Now, I know this sounds like a pity party. And it is. But, there are SOOOO many of you out there who can resonate with me. Now that we find ourselves on this journey of recovering our kids who have been tainted by some-thing, some-where... we know this is our chance to make a change and we have no other choice!! We brought this child or children into this world and it is our job to protect them, heal them, and prepare them to be a loving member of humanity and to offer them the chance to give it back.

I know I "HAVE" done so much already. I do know... believe me I know. But if you're a mom or dad like me out there... you simply know the pressure I'm talking about. It's crazy isn't it!?

My biggest anger is directed at the fact that there are so many families who simply can't afford to make the change. Our grocery bill on the Specific Carbohydrate Diet has tripled.
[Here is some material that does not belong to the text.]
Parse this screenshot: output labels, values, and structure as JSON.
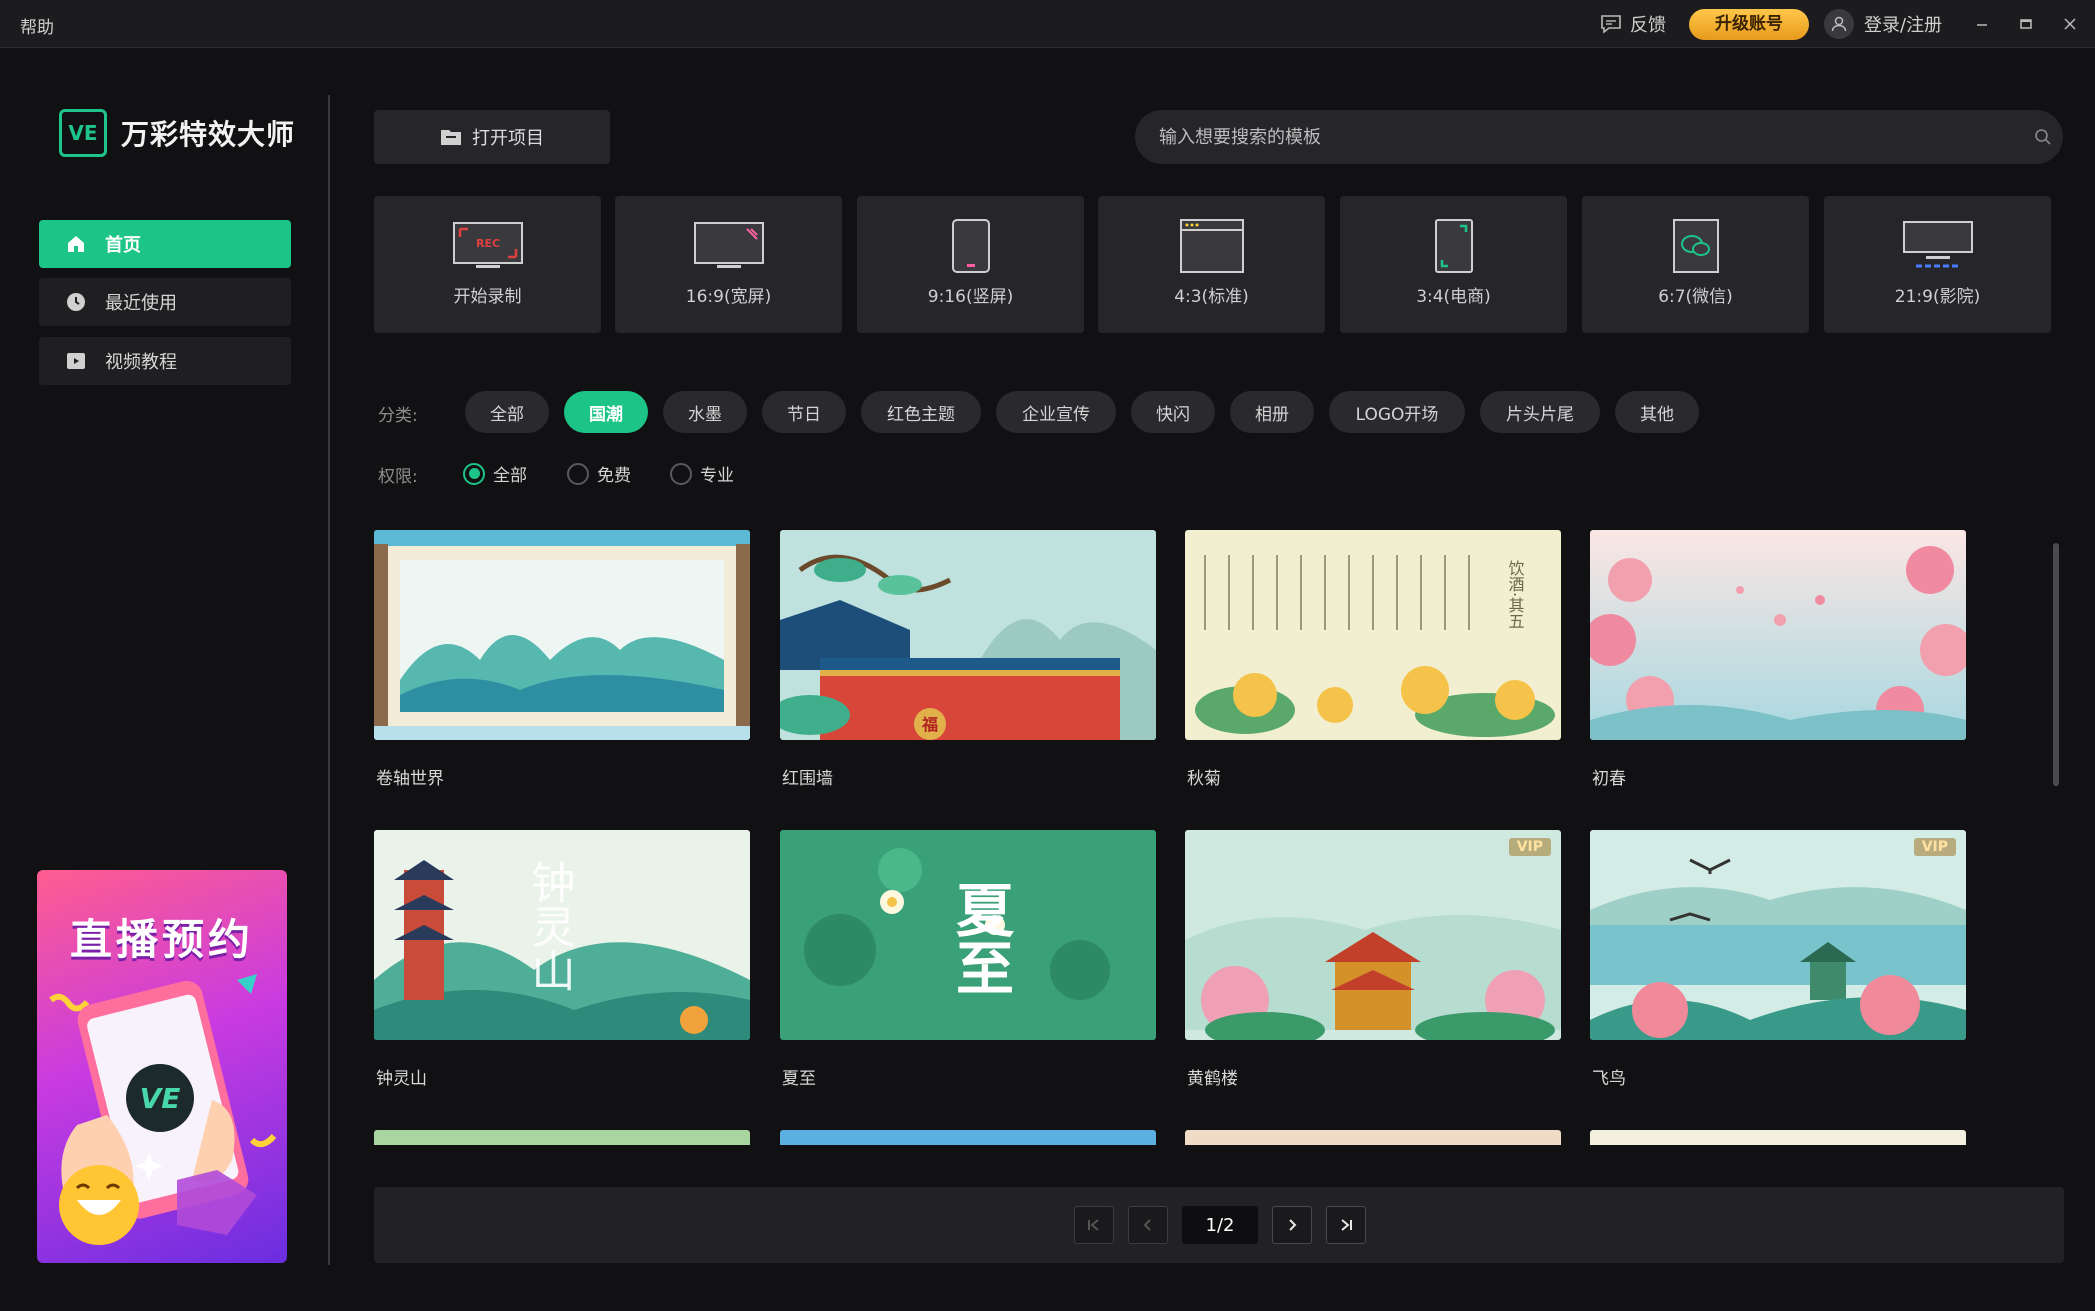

Rice and Potatoes are a cheap filler!! But we can't have those "luxeries" anymore. And what about the "other" things like supplements? We have to get the oils that are not contaminated with mercury... do you KNOW how much that costs a family of five?

The point is, "some" coverage is there for medicine with some of the worst side effects known to the pharmaceutical company. But there is no coverage for some preventative "medicine" that heals the brain and prevents long term dependency on our health care system.

Okay, I digress.

We parents are left all alone to figure this stuff out by ourselves and each other. There are some amazing groups of men and women on forums out in cyberspace who are also on the same path. Thankfully, I have been lucky enough to find some amazing people who have "been there done that" with their autistic children. Pecanbread yahoo groups is one place I've found tremendous help. We all know elimination diets work!! But sometimes there's more to the puzzle and we have to work it out all. by. ourselves. The medical community simply doesn't get it. They are more interested in what you are NOT doing right than what you are.

I will keep fighting this fight no matter how long it takes. But the burden is great. The burden is many. I know I'm not alone. Are you?